- The Washington Times - Tuesday, August 23, 2011

Dear Sgt Shaft:

I was trying to track down some information concerning the question posed in one of your letters about the person that worked or served in the British Armed Forces. I know that we have a reciprocal agreement with Canada, and I am almost certain we have something similar with Great Britain. I believe the Veterans Assistance Service supervised these efforts as part of their Foreign Benefits Program. I am not sure who does this now. I am trying to track it down.

Via the Internet

Dear J.F.:

Eligibility for most VA benefits is based on discharge from the active military, naval or air service under other than dishonorable conditions. Active military, naval or air service includes active duty as well as certain periods of active duty for training and inactive duty training during. Active duty means full-time service as a member of the U.S. Army, Navy, Air Force, Marine Corps or Coast Guard, service as a cadet or midshipman at the U.S. Military, Air Force, Naval, or Coast Guard academies, and certain service in the Regular or Reserve Corps of Public Health Service or the National Oceanic and Atmospheric Administration.

Veterans from other countries (except certain veterans of service with Philippine forces) are not eligible for VA compensation and pension benefits. Canadian veterans can get care at VA facilities in the U.S., and then VA bills the Canadian government. VA has the same arrangement with the United Kingdom for U.K. veterans.

Shaft notes

• The Military Voter Protection Project (MVP Project), a program of Military Families United, along with AMVETS Legal Clinic at Chapman University School of Law, has released a report on the treatment of military voters in 2010. The report exposes the difficulties faced by our men and women in uniform when they attempt to vote and the need for immediate action before the 2012 elections.

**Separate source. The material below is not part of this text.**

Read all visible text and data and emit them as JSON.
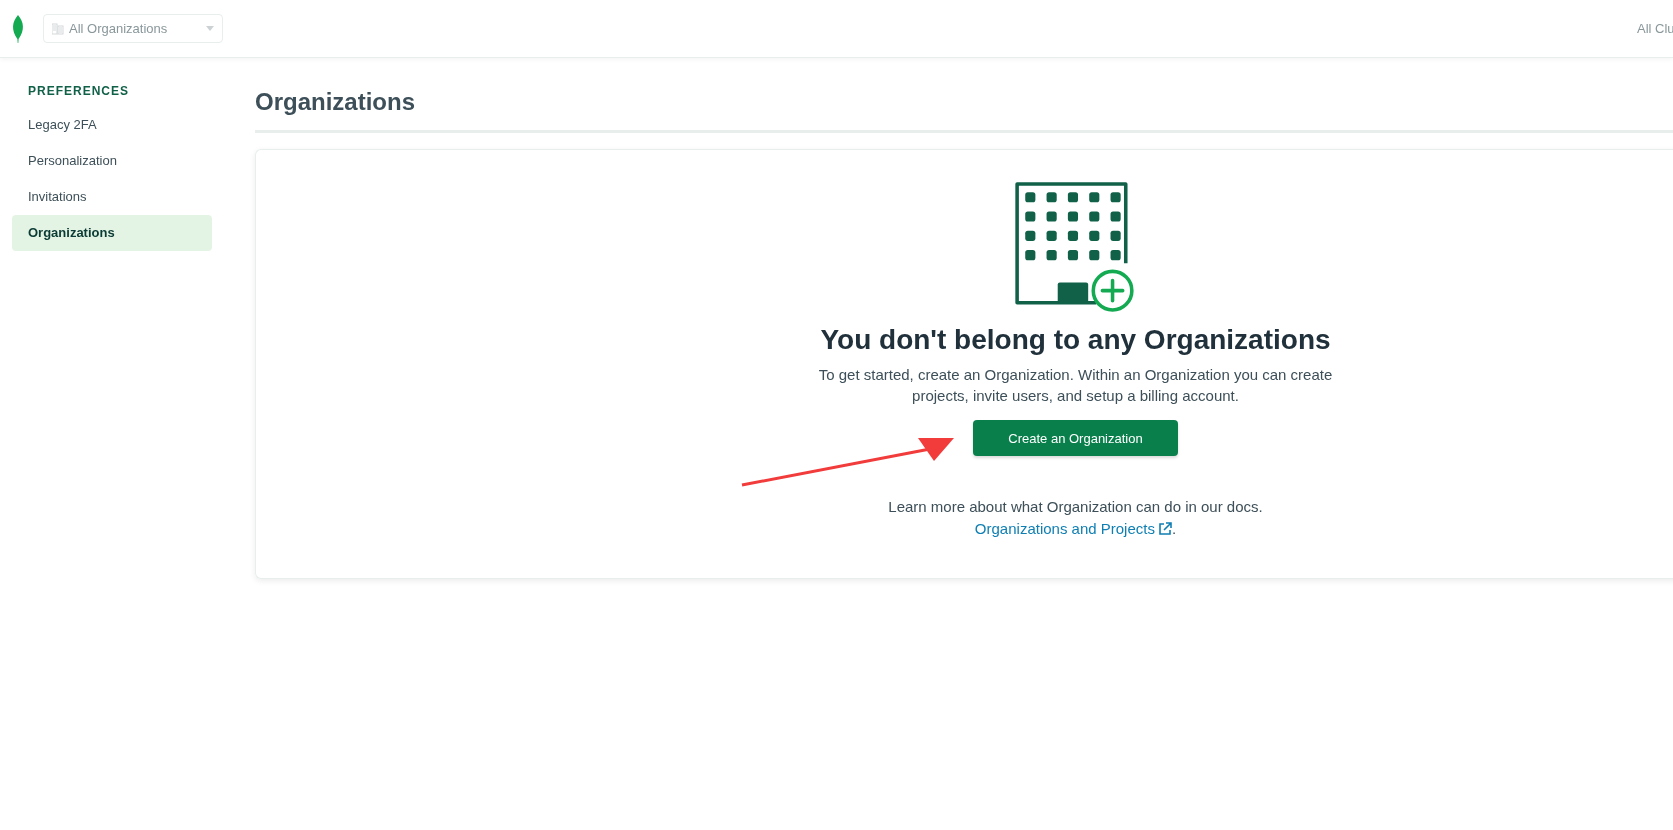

After every federal election, states collect data regarding the total number of military voters that request and return an absentee ballot, as well as the total number of ballots that were counted. The report collected data from 24 states with the largest percentage of military voters, including Texas, California and Florida. The data shows:

* Of the nearly 2 million military voters residing in the states covered by the report, only 89,887 or 4.6 percent cast an absentee ballot that counted in 2010.

* While 310,625 military voters requested an absentee ballot in 2010, only 31 percent of those ballots were returned to be counted by local election officials.

* There were widespread failures by federal officials — in particular, the Department of Justice — to implement and enforce a new federal law designed to protect military voters. These failures had a clear and undeniable impact on military voters.

“The data says it all — it is disappointing that military voters continue to have their voices silenced on Election Day,” said Eric Eversole, founder and executive director of the MVP Project. Mr, Eversole, a veteran of the Navy JAG Corps added, “If we are going to turn this ship around, it has to be a top priority for both the states and the administration.”

Professor Kyndra Rotunda, who directs Chapman’s AMVETS Legal Clinic, said: “We are delighted to co-publish this important research, and we are proud of the Chapman and Berkeley Law students who uncovered the raw data behind it.”

“The vote of every man and women in uniform must be counted, regardless of their location in the world,” said Robert Jackson, executive director of Military Families United. Mr. Jackson, also a Navy veteran added, “Our service members sacrifice far too much for the freedom and rights of all Americans and that includes their right to vote. This report is an important first step in identifying the problems faced by our military voters and will allow the MVP Project to begin its critical efforts to protect the voting rights of our military members in 2012.”